Detlef Wetzel, the artisan of change at Germany's IG Metall

22nd November 2013, Comments 0 comments

Detlef Wetzel, number two of Germany's mighty IG Metall labour union since 2007 who is set to be elected its new president, has been credited with not just stemming the membership drain, but actually turning it around.

Wetzel, who turns 61 next month, joined IG Metall in 1969 and has worked his way up through the organisation, which has since grown to be Europe's largest labour union by members.

He claims his career within IG Metall started "not out of political convictions, but due to my own personal experience".

The son of a blacksmith and a factory worker, Wetzel signed up to the union when he was a machine-tool apprentice at SMS Demag in his native town of Siegen, a region in northwest Germany to which he remains deeply attached.

Gradually working his way up through the union's ranks, he was appointed head of IG Metall's regional branch in North Rhine-Westphalia in 2004 where he tackled the problem of disillusionment among members and defections hands-on.

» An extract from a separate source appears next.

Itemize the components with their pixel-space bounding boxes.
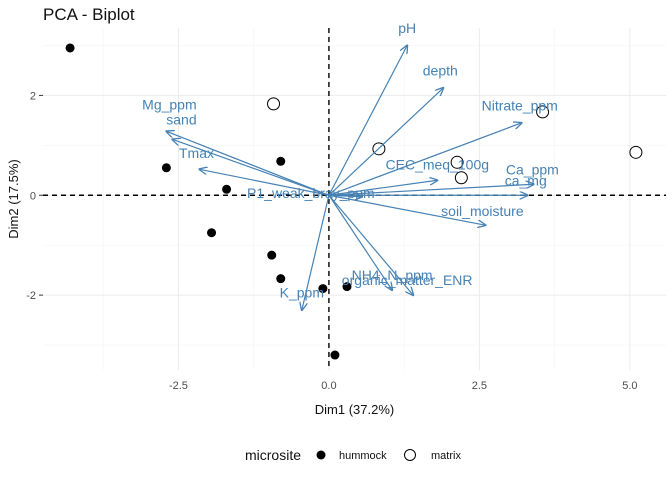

His success in this area saw him called to IG Metall's headquarters in Frankfurt where he became the right-hand man of the union's chief Berthold Huber in 2007.

'Not liked but respected'

"We've modernised IG Metall", Wetzel told AFP in an interview in his offices on the 15th floor of the union's headquarters.

Under his guidance, IG Metall -- which represents the interests of workers in all industrial sectors from steel and car makers to mechanical and electronic engineering -- trimmed the headquarters' workforce, cutting around 200 jobs and redeploying them elsewhere.

"It wasn't easy. But we found solutions that were acceptable to everyone involved," he insisted.

Wetzel's main warhorse is to win new members and he has been behind targeted information campaigns to raise awareness of problems such as low pensions and precarious work.

And his strategy seems to be paying off. Since 2011, IG Metall is actually gaining new members after 20 years of falling numbers. Around half of the new members are younger than 27, which is an encouraging sign for the union's future.

But Wetzel's style can rub.

"He's not liked, but respected," the weekly newspaper Die Zeit wrote about him.

"He's not afraid of confrontation," said one close colleague, speaking on condition of anonymity. "He's direct, which not everyone likes."

An ardent supporter of Germany's social economic model, Wetzel is proud of IG Metall's achievements. In dialogue with employers and government, the union agreed to the extension of part-time work at the height of the economic crisis in 2009 so as to avoid mass lay-offs.

He is married and has two step-daughters.